I went to an autobody repair tech school after high school (after trying college which I hated and quit) and we used DuPont Centari. I painted several cars during the course and it layed on very smooth as it flowed well with the hardener added. So I always used Centari on all the cars I painted out of my garage for a few extra dollars. Always liked how smooth it flowed and the shine afterwards. Always laid a non-sanding primer sealer down prior to color painting.

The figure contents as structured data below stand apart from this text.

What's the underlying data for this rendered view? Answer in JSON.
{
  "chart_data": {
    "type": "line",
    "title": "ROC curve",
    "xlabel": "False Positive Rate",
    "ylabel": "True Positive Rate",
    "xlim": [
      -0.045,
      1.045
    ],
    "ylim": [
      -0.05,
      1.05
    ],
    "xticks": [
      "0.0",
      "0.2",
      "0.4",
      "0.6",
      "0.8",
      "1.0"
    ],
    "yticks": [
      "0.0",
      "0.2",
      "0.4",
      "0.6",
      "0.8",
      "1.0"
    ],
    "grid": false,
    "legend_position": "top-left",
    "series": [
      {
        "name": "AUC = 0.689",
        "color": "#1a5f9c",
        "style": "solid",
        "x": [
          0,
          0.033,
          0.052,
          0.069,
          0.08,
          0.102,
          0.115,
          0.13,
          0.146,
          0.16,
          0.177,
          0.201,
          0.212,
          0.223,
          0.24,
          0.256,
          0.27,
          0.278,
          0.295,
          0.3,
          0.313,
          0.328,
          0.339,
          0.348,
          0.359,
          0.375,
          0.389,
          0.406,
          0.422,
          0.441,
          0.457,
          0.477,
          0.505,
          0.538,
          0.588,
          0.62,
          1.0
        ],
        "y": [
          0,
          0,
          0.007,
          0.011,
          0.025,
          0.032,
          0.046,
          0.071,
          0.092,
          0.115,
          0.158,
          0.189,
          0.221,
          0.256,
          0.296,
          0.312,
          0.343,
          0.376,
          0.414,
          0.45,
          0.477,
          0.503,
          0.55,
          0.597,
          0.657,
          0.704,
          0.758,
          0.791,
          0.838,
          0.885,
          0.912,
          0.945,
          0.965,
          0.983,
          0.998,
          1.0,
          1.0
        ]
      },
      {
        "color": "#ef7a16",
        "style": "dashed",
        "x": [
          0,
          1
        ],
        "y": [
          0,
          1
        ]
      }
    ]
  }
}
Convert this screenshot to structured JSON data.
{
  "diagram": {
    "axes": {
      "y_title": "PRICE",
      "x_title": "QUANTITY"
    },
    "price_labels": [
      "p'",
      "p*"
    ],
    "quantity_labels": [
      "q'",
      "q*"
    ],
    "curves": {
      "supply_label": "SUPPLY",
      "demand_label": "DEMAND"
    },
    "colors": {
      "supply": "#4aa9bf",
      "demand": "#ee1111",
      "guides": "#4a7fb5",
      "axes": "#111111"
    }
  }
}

Our painter at my workplace has restored/painted a couple older cars and he said the 2-part system worked nice for wet sanding. He said the clear coat is a polyurethane and if you had any blemishes, you could easily sand and buff, and even touch up and sand & buff. He said the problem was if you went into the color coat beneath the clear, then you had a problem. So he recommended it if you were going to wet sand and buff to get that glass smooth finish and shine. I have not painted a car in 35 years, so have not had the experience of using today's paints. :thumbsup:


----------



## 1966tempest (Jul 14, 2015)

PontiacJim said:


> 1966tempest said:
> 
> 
> > I like to color sand with 2000, cut with Meguiars Diamond cut, then buff with sure finish.. key is to lay the clear flat.. if you want the sharp image. black being the hardest.
> ...


I really like Standox... a bit pricey.. I hate to paint in the garage, even if it's something small,.. I miss having access to shop...


----------



## 1966tempest (Jul 14, 2015)

1966tempest said:


> PontiacJim said:
> 
> 
> > 1966tempest said:
> ...


Clear is Standox.. I need to rent a booth when I paint the tempest..


----------



## CSD (Oct 15, 2018)

Got it back from the painter yesterday. Now the fun begins.


----------



## GoatBawb (Dec 18, 2016)

Yeah awesome to see those kids into it! Mine are teens and 20's now and don't care much about helping dad skin knuckles anymore. Enjoy it.


----------



## 1966GT0 (Jan 17, 2016)

Looking good, now everything you do is a step closer to being done.


----------



## CSD (Oct 15, 2018)

It’s been a little while since I last posted. Working on putting the car back together one piece at a time. What I’ve learned, if you think you took enough pictures during disassembly, take more!!! Still find myself scratching my head every now and then. Main project at the moment is wiring the car and keeping those wires hid. Will try and post some pics in the near future.


----------



## CSD (Oct 15, 2018)

Car is coming along. Not as fast as I would like, but taking my time and working through any hiccups. Car is 85% wired, just have trunk/tail lights left to do. All my brake lines are now ran, working through parking brake cable issues since I upgraded the car to disc brakes. Just have drivers side glass and windshield left to install. Got my new wheels and tire installed. Hope to fire her back up in the next couple weeks.


----------



## CSD (Oct 15, 2018)

The car is coming along. Actually fired the engine up for the first time in almost 4 years this past weekend. Working through making sure each system is working like it’s suppose to(completely rewired the car). Just need to wrap up wiring up the tail lights and then it will be off to the top shop and the exhaust shop.


----------



## CSD (Oct 15, 2018)

Finished up some valve train work. Anyone know how to post 30 sec video? Have some Engine idle porn.


----------



## CSD (Oct 15, 2018)

So the car is done except for some minor wiring and interior.















posi unit works.
hope to send to interior shop next week for a new cloth top and all the seats to be recovered and padded.


----------



## CSD (Oct 15, 2018)

Got the car back from the upholstery shop.


----------



## tiretread (Sep 28, 2015)

Great job so far and love the back story.


----------



## CSD (Oct 15, 2018)

I've got the car at the painters for a final buff and any last little tweaks.


----------



## CSD (Oct 15, 2018)

Here’s a few pics of the car in its heyda.


----------



## CSD (Oct 15, 2018)

Another at my parents wedding


----------



## CSD (Oct 15, 2018)

And now.


----------



## stich (Feb 15, 2016)

Absolutely BEAUTIFUL! Great job, now enjoy.


----------